I poured them out onto my palm. They looked identical to my usual medication. The same shape, the same score mark down the center. But if my real prescription had been going to a stranger’s house for three months, what on earth had I been swallowing every morning?
I tasted a sudden, metallic panic in the back of my throat. I had been feeling unusually fatigued lately. My chest had been tight, my breathing shallow when I walked up the stairs. I had chalked it up to getting older. Now, a much darker reality was taking shape.
That evening, the house felt entirely different. The walls I had lived in for four decades suddenly felt like a stranger’s home. I went through the motions of cooking dinner. I roasted a chicken, chopped carrots, and peeled potatoes. The mundane tasks grounded me, keeping me from completely unraveling before Gene walked through the door.
When he finally came home, hanging his jacket on the rack and kissing my cheek, he smelled of the cold evening air and his usual cedar cologne. He was the man I had built a life with. The man who held my hand through childbirth, through the loss of my parents, through every triumph and tragedy.
I set supper in front of him. But instead of sitting down to eat, I laid the small notepad I had used during my pharmacy call right beside his plate. On it, written in bold, frantic letters, were the words: Mail Order. January. 442 Linden Street.
I sat across from him and watched forty years of marriage hold its breath. Gene looked at the note. He didn’t ask what it was. He didn’t look confused. I watched the realization wash over his face, draining the color from his cheeks until he looked frail and old.
He set his fork down. The silence in the kitchen was deafening, broken only by the hum of the refrigerator. “Who lives on Linden Street, Gene?” I asked. My voice was steady, surprising even me. He swallowed hard, unable to meet my eyes.

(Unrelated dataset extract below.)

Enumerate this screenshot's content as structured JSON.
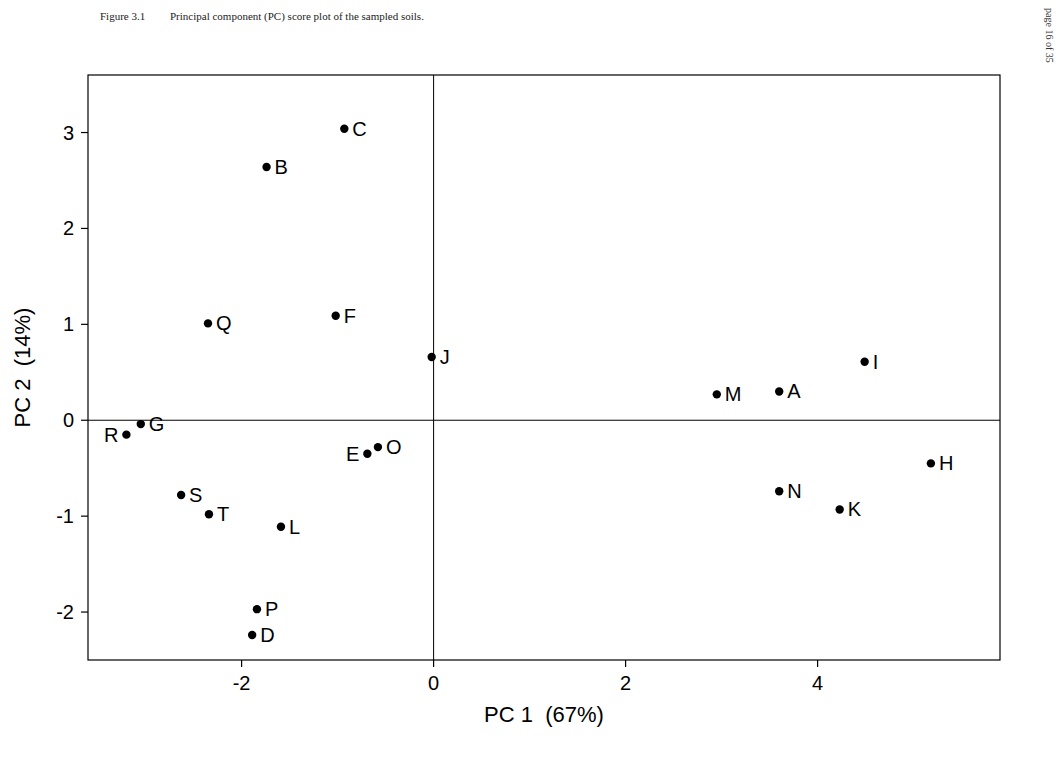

He stared at his plate, his hands trembling slightly where they rested on the tablecloth.
Then, he said one thing. Just one sentence that tore the fabric of our lives into unrecognizable shreds. “That’s Denny’s street.” Denny. Our son. Our thirty-five-year-old son who had struggled with severe financial issues and a quiet, spiraling prescription drug problem that Gene always made excuses for.
Denny, who had sworn he was clean. Denny, who had supposedly turned his life around and moved into a new rental across town—a rental on Linden Street. “Three months, Gene,” I whispered, the horror fully setting in. “Three months of a heart patient’s medication. What have you been giving me?” He finally looked up, tears pooling in his eyes.
“They’re your old pills, Maggie. From the lower dosage two years ago. I kept the bottles when your doctor upped the prescription. Denny… Denny got into a bad spot. He owed people money.